More recently, there was the Westminster Attack in March 2017, where the attacker drove a car into pedestrians on the Westminster Bridge and Bridge Street, injuring more than 50 people, four of them fatally. After the car crashed, the attacker abandoned it and ran into New Palace Yard where he fatally stabbed an unarmed police officer and killed him. He was then shot by another police officer and died at the scene.
Then, there was an attack at an Ariana Grande concert in Manchester, where a man blew himself up and others around him, killing 22 people, including an eight year old girl, and injuring over 100 others as they were exiting the concert. The singer tweeted, “Broken. from the bottom of my heart, I am so so sorry. I don't have words.” I can’t even begin to imagine how guilty and devastated she must feel, even though this is not her fault. This is not the fault of Ariana, the survivors or an entire religion and we must remember that.
Yes, ISIS are responsible for these awful attacks, but that doesn’t mean we should brand all Muslims as terrorists, because they’re not.
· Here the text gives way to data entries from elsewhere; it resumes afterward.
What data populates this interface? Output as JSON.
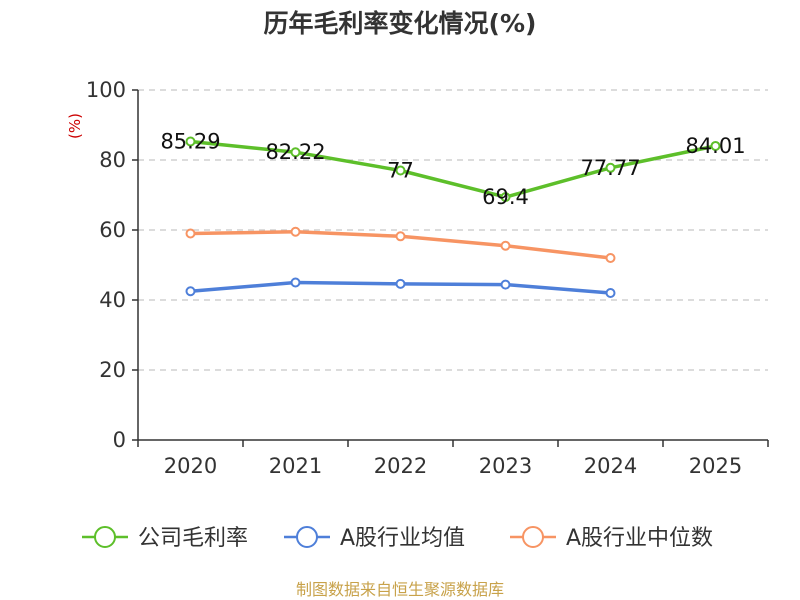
{
  "chart_data": {
    "type": "line",
    "title": "历年毛利率变化情况(%)",
    "ylabel": "(%)",
    "xlabel": "",
    "categories": [
      "2020",
      "2021",
      "2022",
      "2023",
      "2024",
      "2025"
    ],
    "ylim": [
      0,
      100
    ],
    "yticks": [
      0,
      20,
      40,
      60,
      80,
      100
    ],
    "grid": true,
    "legend_position": "bottom",
    "series": [
      {
        "name": "公司毛利率",
        "color": "#5dbf2a",
        "values": [
          85.29,
          82.22,
          77,
          69.4,
          77.77,
          84.01
        ],
        "labels": [
          "85.29",
          "82.22",
          "77",
          "69.4",
          "77.77",
          "84.01"
        ]
      },
      {
        "name": "A股行业均值",
        "color": "#4e7fd9",
        "values": [
          42.5,
          45.0,
          44.6,
          44.4,
          42.0,
          null
        ]
      },
      {
        "name": "A股行业中位数",
        "color": "#f79463",
        "values": [
          59.0,
          59.5,
          58.2,
          55.5,
          52.0,
          null
        ]
      }
    ],
    "source": "制图数据来自恒生聚源数据库"
  }
}
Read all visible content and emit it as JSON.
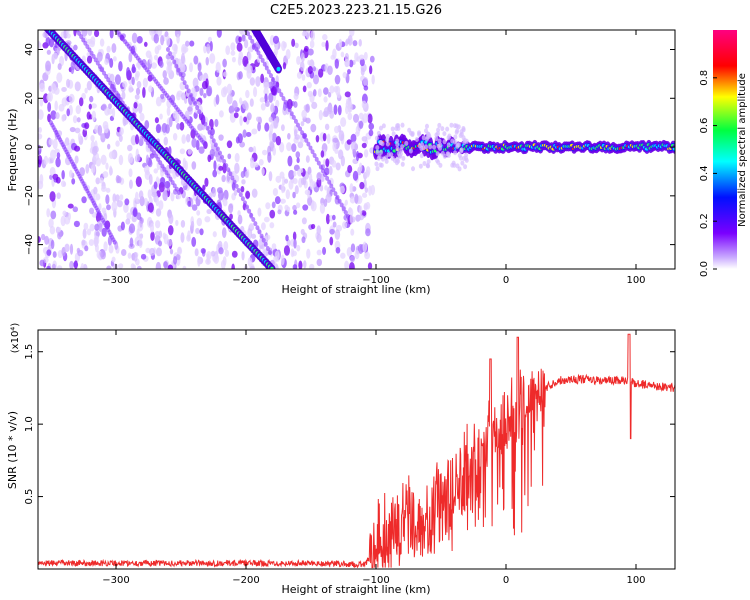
{
  "title": "C2E5.2023.223.21.15.G26",
  "chart_data": [
    {
      "type": "heatmap",
      "xlabel": "Height of straight line (km)",
      "ylabel": "Frequency (Hz)",
      "xlim": [
        -360,
        130
      ],
      "ylim": [
        -50,
        48
      ],
      "x_ticks": [
        -300,
        -200,
        -100,
        0,
        100
      ],
      "y_ticks": [
        -40,
        -20,
        0,
        20,
        40
      ],
      "colorbar": {
        "label": "Normalized spectral amplitude",
        "range": [
          0,
          1
        ],
        "ticks": [
          "0.0",
          "0.2",
          "0.4",
          "0.6",
          "0.8"
        ],
        "colormap": [
          "#ffffff",
          "#7a00ff",
          "#0010ff",
          "#00ffff",
          "#00ff40",
          "#ffff00",
          "#ff0000",
          "#ff0080"
        ]
      },
      "features": [
        {
          "name": "",
          "x": [
            -355,
            -180
          ],
          "y": [
            50,
            -50
          ]
        },
        {
          "name": "",
          "x": [
            -195,
            -175
          ],
          "y": [
            50,
            32
          ]
        },
        {
          "name": "",
          "x": [
            -100,
            130
          ],
          "y": [
            0,
            0
          ]
        }
      ]
    },
    {
      "type": "line",
      "xlabel": "Height of straight line (km)",
      "ylabel": "SNR (10 * v/v)",
      "scale_label": "(x10⁴)",
      "xlim": [
        -360,
        130
      ],
      "ylim": [
        0,
        1.65
      ],
      "x_ticks": [
        -300,
        -200,
        -100,
        0,
        100
      ],
      "y_ticks": [
        "0.5",
        "1.0",
        "1.5"
      ],
      "color": "#ee2a2a",
      "series": [
        {
          "x": [
            -360,
            -250,
            -150,
            -110,
            -100,
            -90,
            -80,
            -70,
            -60,
            -50,
            -40,
            -30,
            -20,
            -10,
            0,
            10,
            20,
            30,
            40,
            50,
            60,
            70,
            80,
            90,
            95,
            100,
            110,
            120,
            130
          ],
          "values": [
            0.04,
            0.04,
            0.04,
            0.03,
            0.1,
            0.25,
            0.3,
            0.35,
            0.4,
            0.5,
            0.55,
            0.7,
            0.8,
            0.9,
            1.0,
            1.12,
            1.2,
            1.25,
            1.3,
            1.31,
            1.31,
            1.3,
            1.3,
            1.3,
            1.3,
            1.28,
            1.27,
            1.26,
            1.25
          ]
        }
      ]
    }
  ]
}
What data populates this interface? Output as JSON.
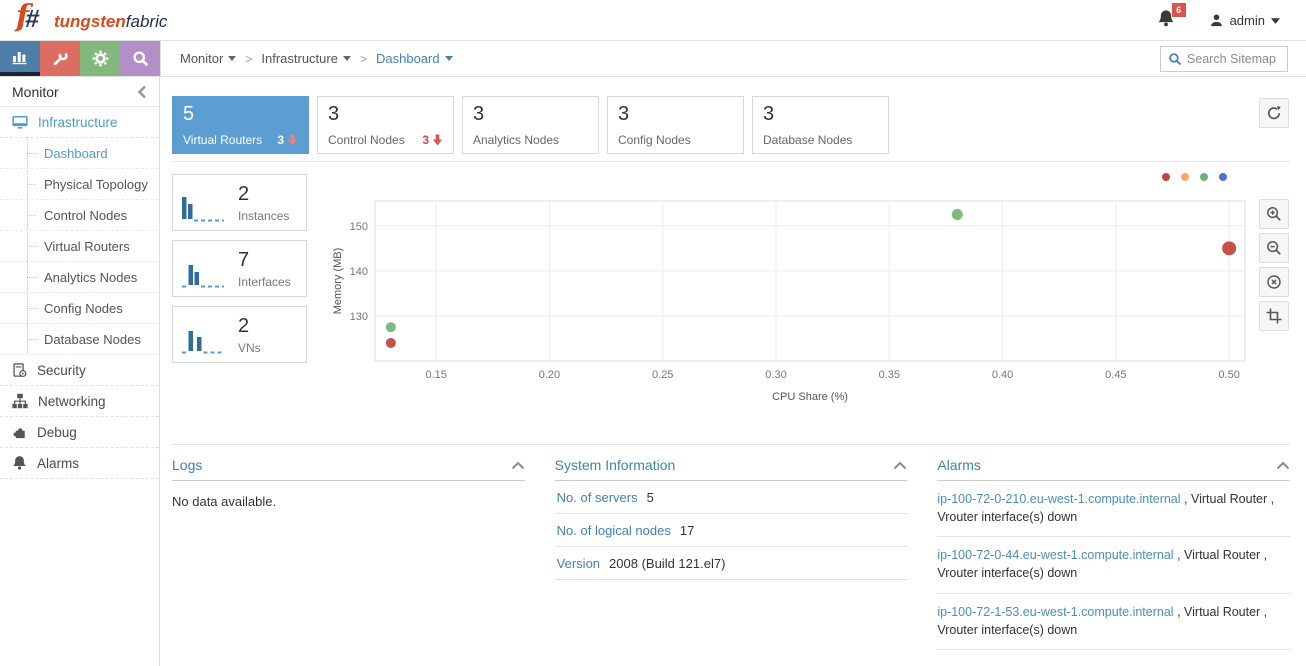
{
  "header": {
    "logo_bold": "tungsten",
    "logo_light": "fabric",
    "notification_count": "6",
    "user_name": "admin"
  },
  "navbar": {
    "breadcrumb": [
      "Monitor",
      "Infrastructure",
      "Dashboard"
    ],
    "separator": ">",
    "search_placeholder": "Search Sitemap"
  },
  "sidebar": {
    "title": "Monitor",
    "groups": [
      {
        "label": "Infrastructure",
        "children": [
          "Dashboard",
          "Physical Topology",
          "Control Nodes",
          "Virtual Routers",
          "Analytics Nodes",
          "Config Nodes",
          "Database Nodes"
        ]
      },
      {
        "label": "Security"
      },
      {
        "label": "Networking"
      },
      {
        "label": "Debug"
      },
      {
        "label": "Alarms"
      }
    ]
  },
  "stat_cards": [
    {
      "value": "5",
      "label": "Virtual Routers",
      "alert": "3"
    },
    {
      "value": "3",
      "label": "Control Nodes",
      "alert": "3"
    },
    {
      "value": "3",
      "label": "Analytics Nodes"
    },
    {
      "value": "3",
      "label": "Config Nodes"
    },
    {
      "value": "3",
      "label": "Database Nodes"
    }
  ],
  "mini_cards": [
    {
      "value": "2",
      "label": "Instances"
    },
    {
      "value": "7",
      "label": "Interfaces"
    },
    {
      "value": "2",
      "label": "VNs"
    }
  ],
  "chart_data": {
    "type": "scatter",
    "xlabel": "CPU Share (%)",
    "ylabel": "Memory (MB)",
    "xlim": [
      0.123,
      0.507
    ],
    "ylim": [
      120,
      155.5
    ],
    "xticks": [
      0.15,
      0.2,
      0.25,
      0.3,
      0.35,
      0.4,
      0.45,
      0.5
    ],
    "yticks": [
      130,
      140,
      150
    ],
    "grid": true,
    "legend": {
      "position": "top-right",
      "colors": [
        "#c0443c",
        "#f4a968",
        "#6db36d",
        "#4d72d0"
      ]
    },
    "series": [
      {
        "name": "red",
        "color": "#c0443c",
        "points": [
          {
            "x": 0.13,
            "y": 124,
            "r": 5
          },
          {
            "x": 0.5,
            "y": 145,
            "r": 7
          }
        ]
      },
      {
        "name": "green",
        "color": "#72b572",
        "points": [
          {
            "x": 0.13,
            "y": 127.5,
            "r": 5
          },
          {
            "x": 0.38,
            "y": 152.5,
            "r": 5.5
          }
        ]
      }
    ]
  },
  "panels": {
    "logs": {
      "title": "Logs",
      "empty_text": "No data available."
    },
    "system_info": {
      "title": "System Information",
      "rows": [
        {
          "label": "No. of servers",
          "value": "5"
        },
        {
          "label": "No. of logical nodes",
          "value": "17"
        },
        {
          "label": "Version",
          "value": "2008 (Build 121.el7)"
        }
      ]
    },
    "alarms": {
      "title": "Alarms",
      "items": [
        {
          "link": "ip-100-72-0-210.eu-west-1.compute.internal",
          "text": " , Virtual Router , Vrouter interface(s) down"
        },
        {
          "link": "ip-100-72-0-44.eu-west-1.compute.internal",
          "text": " , Virtual Router , Vrouter interface(s) down"
        },
        {
          "link": "ip-100-72-1-53.eu-west-1.compute.internal",
          "text": " , Virtual Router , Vrouter interface(s) down"
        }
      ]
    }
  }
}
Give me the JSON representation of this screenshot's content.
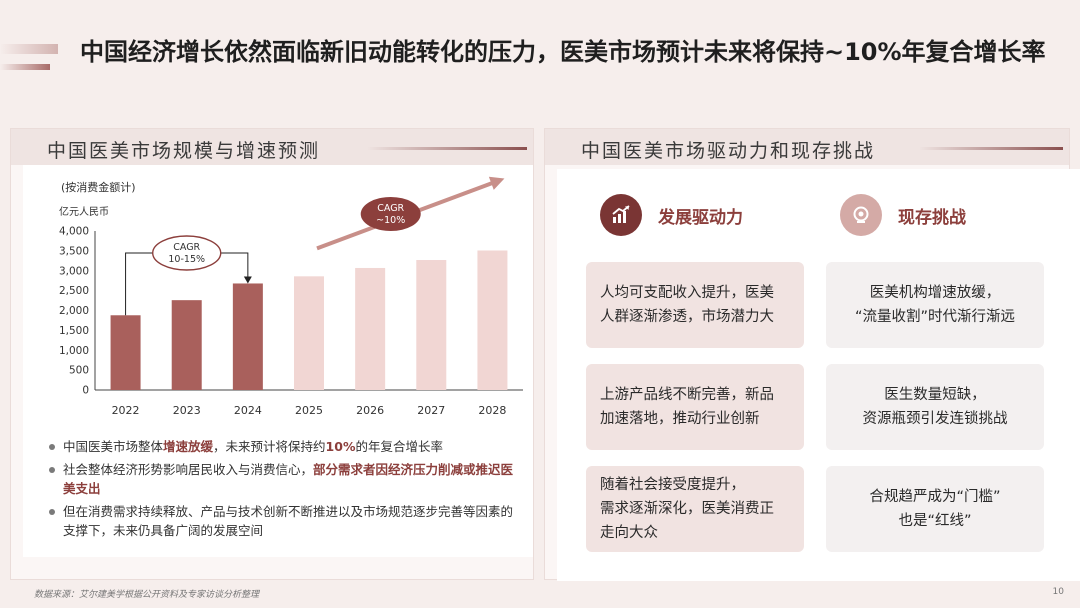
{
  "title": "中国经济增长依然面临新旧动能转化的压力，医美市场预计未来将保持~10%年复合增长率",
  "left_panel": {
    "heading": "中国医美市场规模与增速预测",
    "bullets": [
      {
        "parts": [
          {
            "t": "中国医美市场整体",
            "h": false
          },
          {
            "t": "增速放缓",
            "h": true
          },
          {
            "t": "，未来预计将保持约",
            "h": false
          },
          {
            "t": "10%",
            "h": true
          },
          {
            "t": "的年复合增长率",
            "h": false
          }
        ]
      },
      {
        "parts": [
          {
            "t": "社会整体经济形势影响居民收入与消费信心，",
            "h": false
          },
          {
            "t": "部分需求者因经济压力削减或推迟医美支出",
            "h": true
          }
        ]
      },
      {
        "parts": [
          {
            "t": "但在消费需求持续释放、产品与技术创新不断推进以及市场规范逐步完善等因素的支撑下，未来仍具备广阔的发展空间",
            "h": false
          }
        ]
      }
    ]
  },
  "chart_data": {
    "type": "bar",
    "subtitle": "(按消费金额计)",
    "ylabel": "亿元人民币",
    "categories": [
      "2022",
      "2023",
      "2024",
      "2025",
      "2026",
      "2027",
      "2028"
    ],
    "values": [
      1880,
      2260,
      2680,
      2860,
      3070,
      3270,
      3510
    ],
    "actual_color": "#a9605c",
    "forecast_color": "#f1d6d3",
    "actual_count": 3,
    "ylim": [
      0,
      4000
    ],
    "yticks": [
      0,
      500,
      1000,
      1500,
      2000,
      2500,
      3000,
      3500,
      4000
    ],
    "ytick_labels": [
      "0",
      "500",
      "1,000",
      "1,500",
      "2,000",
      "2,500",
      "3,000",
      "3,500",
      "4,000"
    ],
    "annotations": [
      {
        "text": [
          "CAGR",
          "10-15%"
        ]
      },
      {
        "text": [
          "CAGR",
          "~10%"
        ]
      }
    ]
  },
  "right_panel": {
    "heading": "中国医美市场驱动力和现存挑战",
    "drivers_label": "发展驱动力",
    "challenges_label": "现存挑战",
    "drivers": [
      [
        "人均可支配收入提升，医美",
        "人群逐渐渗透，市场潜力大"
      ],
      [
        "上游产品线不断完善，新品",
        "加速落地，推动行业创新"
      ],
      [
        "随着社会接受度提升，",
        "需求逐渐深化，医美消费正",
        "走向大众"
      ]
    ],
    "challenges": [
      [
        "医美机构增速放缓，",
        "“流量收割”时代渐行渐远"
      ],
      [
        "医生数量短缺，",
        "资源瓶颈引发连锁挑战"
      ],
      [
        "合规趋严成为“门槛”",
        "也是“红线”"
      ]
    ],
    "colors": {
      "driver_icon": "#7a3534",
      "challenge_icon": "#d4aaa6"
    }
  },
  "footer": {
    "source": "数据来源：艾尔建美学根据公开资料及专家访谈分析整理",
    "page": "10"
  }
}
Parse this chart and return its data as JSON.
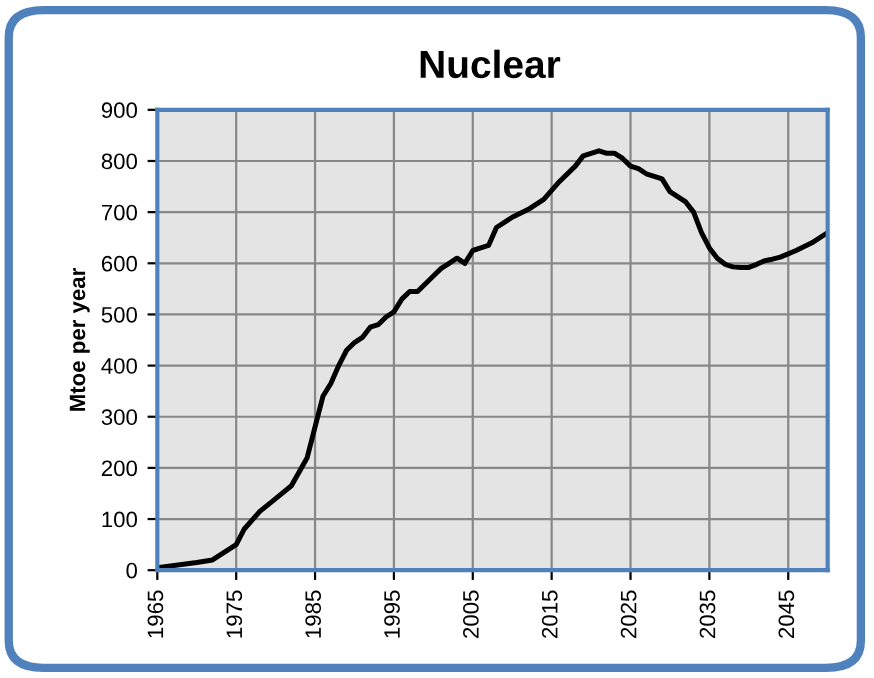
{
  "chart_data": {
    "type": "line",
    "title": "Nuclear",
    "ylabel": "Mtoe per year",
    "x": [
      1965,
      1970,
      1972,
      1975,
      1976,
      1978,
      1980,
      1982,
      1984,
      1985,
      1986,
      1987,
      1988,
      1989,
      1990,
      1991,
      1992,
      1993,
      1994,
      1995,
      1996,
      1997,
      1998,
      1999,
      2000,
      2001,
      2002,
      2003,
      2004,
      2005,
      2006,
      2007,
      2008,
      2009,
      2010,
      2012,
      2014,
      2016,
      2018,
      2019,
      2020,
      2021,
      2022,
      2023,
      2024,
      2025,
      2026,
      2027,
      2028,
      2029,
      2030,
      2032,
      2033,
      2034,
      2035,
      2036,
      2037,
      2038,
      2039,
      2040,
      2041,
      2042,
      2043,
      2044,
      2046,
      2048,
      2050
    ],
    "series": [
      {
        "color": "#000000",
        "values": [
          5,
          15,
          20,
          50,
          80,
          115,
          140,
          165,
          220,
          280,
          340,
          365,
          400,
          430,
          445,
          455,
          475,
          480,
          495,
          505,
          530,
          545,
          545,
          560,
          575,
          590,
          600,
          610,
          600,
          625,
          630,
          635,
          670,
          680,
          690,
          705,
          725,
          760,
          790,
          810,
          815,
          820,
          815,
          815,
          805,
          790,
          785,
          775,
          770,
          765,
          740,
          720,
          700,
          660,
          630,
          610,
          598,
          593,
          592,
          592,
          598,
          605,
          608,
          612,
          625,
          640,
          660
        ]
      }
    ],
    "xlim": [
      1965,
      2050
    ],
    "xticks": [
      1965,
      1975,
      1985,
      1995,
      2005,
      2015,
      2025,
      2035,
      2045
    ],
    "ylim": [
      0,
      900
    ],
    "yticks": [
      0,
      100,
      200,
      300,
      400,
      500,
      600,
      700,
      800,
      900
    ],
    "grid": true,
    "marker": "none",
    "line_style": "solid",
    "legend": false
  }
}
Just like we shouldn’t brand all Catholic priests as sexual abusers, because they’re not. We shouldn’t feed into these stereotypes. Ariana Grande hosted a benefit concert in Manchester, and raised over £2 million for the victims and families who were tragically affected by the attack. Celebrities such as Justin Bieber, Coldplay, Katy Perry, Miley, Pharrell Williams, Usher, Take That, Niall Horan and others participated. She also visited her injured fans in hospital. Less than two weeks after that attack, ISIS struck again on London Bridge, where three men ploughed into pedestrians in a van and proceeded to stab people in bars and restaurants nearby, killing at least seven and injuring around 50.
My thoughts are with all the families and friends impacted by these disgusting and cowardly acts of unnecessary violence but in these terrible times, we really are united. These tragedies have affected everyone, all over the world and that reminds us that although terrible things happen, it is only a small group in comparison to the world.